- Coupe du monde – Groupe F – Bosnie/Iran
Lieutenant Dan !
Si les Iraniens restent toujours en mesure de se qualifier pour les 8es de finale, ils le doivent beaucoup au travail de sape mené par le sélectionneur Carlos Queiroz et son staff très international. Exemple avec l'entraîneur des gardiens, un certain Dan Gaspar, de nationalité… américaine. Pour le symbole, c'est beau, mais le loustic ne veut pas s'arrêter à ça et aimerait que son cas puisse faire évoluer les mentalités, chez ses compatriotes autant que dans son pays d'adoption.

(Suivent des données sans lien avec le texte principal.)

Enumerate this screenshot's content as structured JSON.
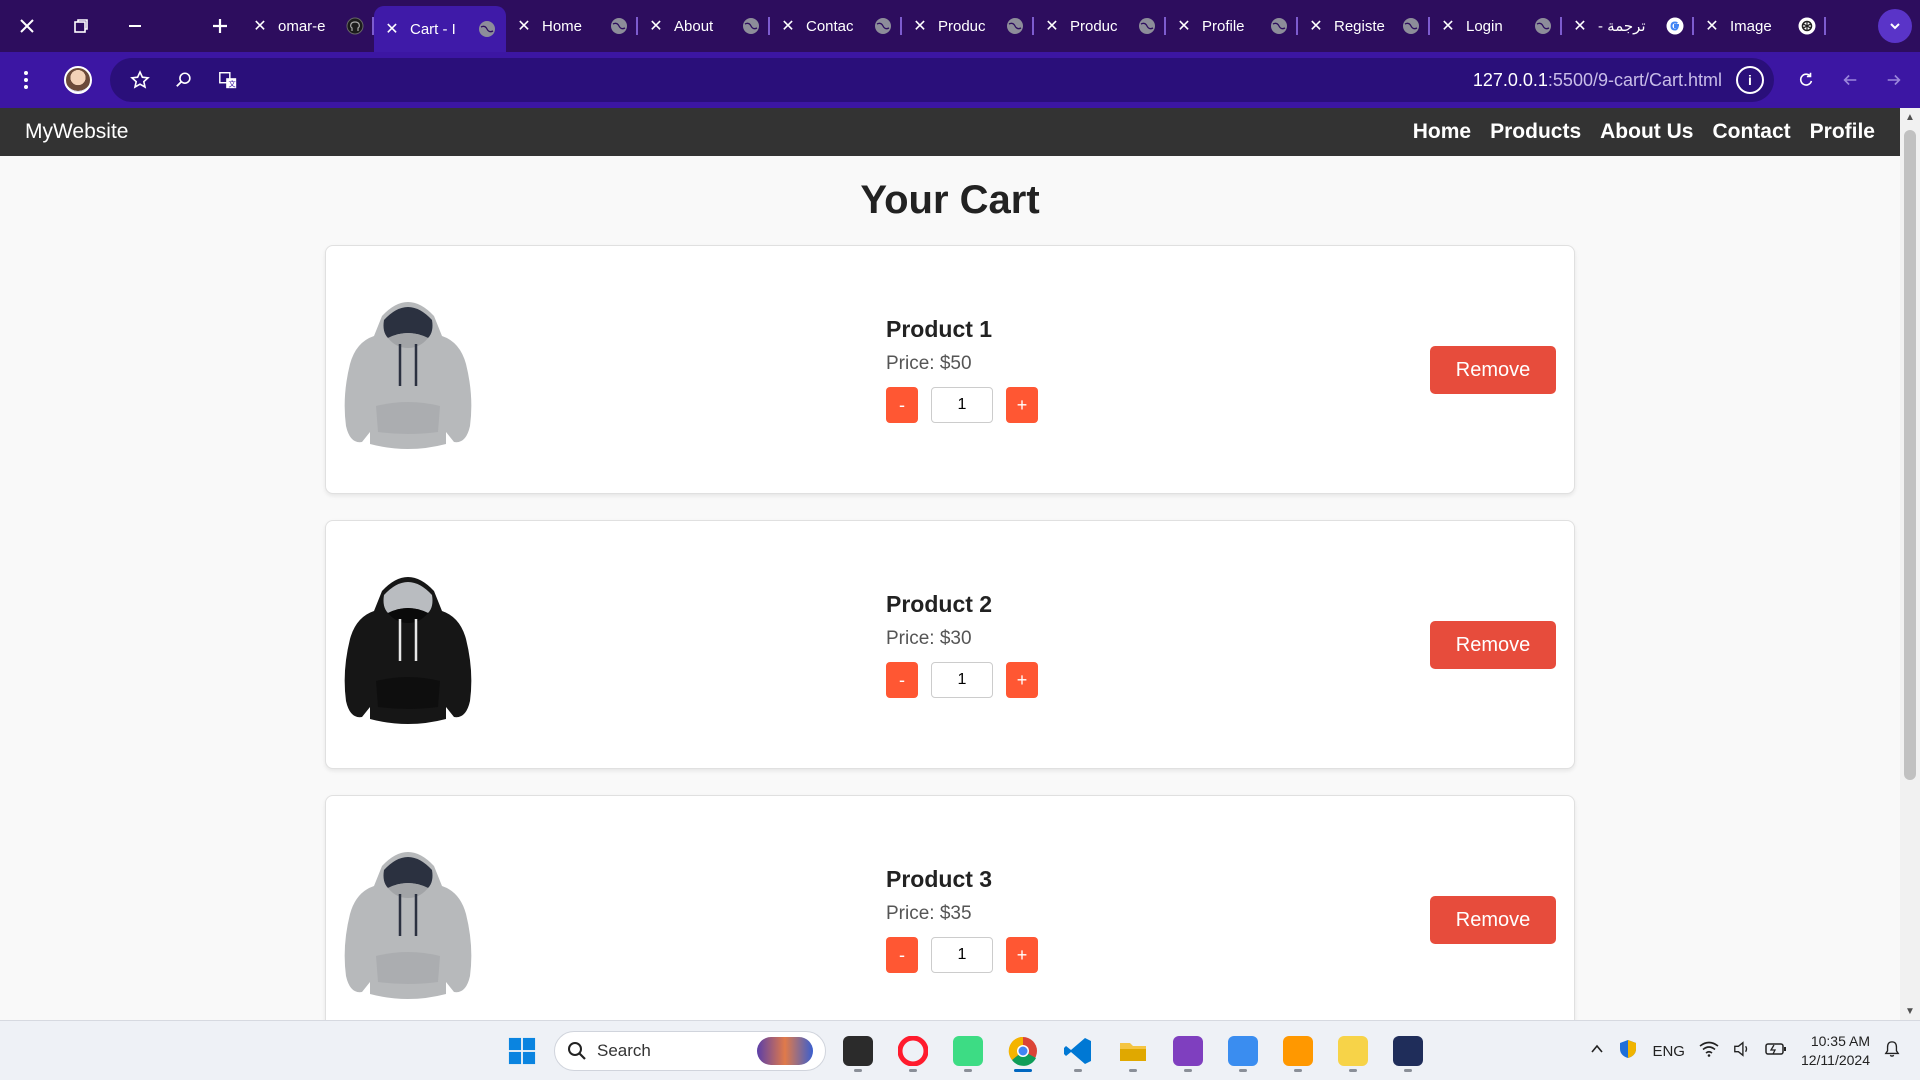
{
  "tabs": [
    {
      "title": "omar-e",
      "icon": "github-icon",
      "active": false
    },
    {
      "title": "Cart - I",
      "icon": "globe-icon",
      "active": true
    },
    {
      "title": "Home",
      "icon": "globe-icon",
      "active": false
    },
    {
      "title": "About",
      "icon": "globe-icon",
      "active": false
    },
    {
      "title": "Contac",
      "icon": "globe-icon",
      "active": false
    },
    {
      "title": "Produc",
      "icon": "globe-icon",
      "active": false
    },
    {
      "title": "Produc",
      "icon": "globe-icon",
      "active": false
    },
    {
      "title": "Profile",
      "icon": "globe-icon",
      "active": false
    },
    {
      "title": "Registe",
      "icon": "globe-icon",
      "active": false
    },
    {
      "title": "Login",
      "icon": "globe-icon",
      "active": false
    },
    {
      "title": "- ترجمة",
      "icon": "google-icon",
      "active": false
    },
    {
      "title": "Image",
      "icon": "openai-icon",
      "active": false
    }
  ],
  "address_bar": {
    "host": "127.0.0.1",
    "path": ":5500/9-cart/Cart.html"
  },
  "site": {
    "brand": "MyWebsite",
    "nav": [
      "Home",
      "Products",
      "About Us",
      "Contact",
      "Profile"
    ],
    "page_title": "Your Cart"
  },
  "cart_items": [
    {
      "name": "Product 1",
      "price": "Price: $50",
      "quantity": "1",
      "hoodie_color": "#b7b9bb",
      "remove_label": "Remove"
    },
    {
      "name": "Product 2",
      "price": "Price: $30",
      "quantity": "1",
      "hoodie_color": "#161616",
      "remove_label": "Remove"
    },
    {
      "name": "Product 3",
      "price": "Price: $35",
      "quantity": "1",
      "hoodie_color": "#b7b9bb",
      "remove_label": "Remove"
    }
  ],
  "qty_controls": {
    "minus": "-",
    "plus": "+"
  },
  "colors": {
    "qty_button": "#ff5733",
    "remove_button": "#e74c3c",
    "site_nav": "#333333",
    "browser_tabbar": "#2d0d5e",
    "browser_toolbar": "#3c16a3"
  },
  "taskbar": {
    "search_label": "Search",
    "language": "ENG",
    "time": "10:35 AM",
    "date": "12/11/2024",
    "apps": [
      "file-explorer-dark-icon",
      "opera-icon",
      "android-studio-icon",
      "chrome-icon",
      "vscode-icon",
      "file-explorer-icon",
      "visual-studio-icon",
      "copilot-icon",
      "sublime-icon",
      "sticky-notes-icon",
      "hackerrank-icon"
    ]
  }
}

Lieutenant Dan est en mission. L’ennemi à vaincre : les préjugés. Si sa bande et lui ne gagneront certainement pas cette impossible guerre, ils peuvent s’enorgueillir d’être sur le point de remporter une belle bataille. Car depuis le début de la Coupe du monde, de nombreux médias américains s’intéressent tout particulièrement à la sélection iranienne, et non pas sur un ton de défiance, mais plus de curiosité, voire d’admiration. Et ça, c’est un peu grâce à lui. Car le lieutenant Dan Gaspar en question est un Yankee « infiltré » dans la Team Melli iranienne, au sein d’un staff sportif très international. Une bande avec pour chef l’expérimenté Portugais Carlos Queiroz, mais aussi un Australien, un Finlandais, un Mozambicain, un Cap-Verdien… Tous au service de l’équipe nationale d’un des pays les plus énigmatiques de la planète actuelle. Un pays redouté qui nourrit bien des fantasmes et des craintes, situé qui plus est au cœur d’une région sous haute tension depuis des décennies et des décennies. L’Iran, placé en tête de gondole des nations ennemies des USA. Alors quand Dan Gaspar se voit proposer cette offre d’emploi en 2011, forcément il hésite un peu au départ. Sa famille et ses amis tentent de le dissuader d’accepter, il décide de ne pas les écouter. « Professionnellement, c’était une belle opportunité de pouvoir travailler dans cette partie du monde, argumentait-il dans une interview accordée au Times. J’ai toujours été aventureux, à la recherche d’autres footballs et d’autres cultures. »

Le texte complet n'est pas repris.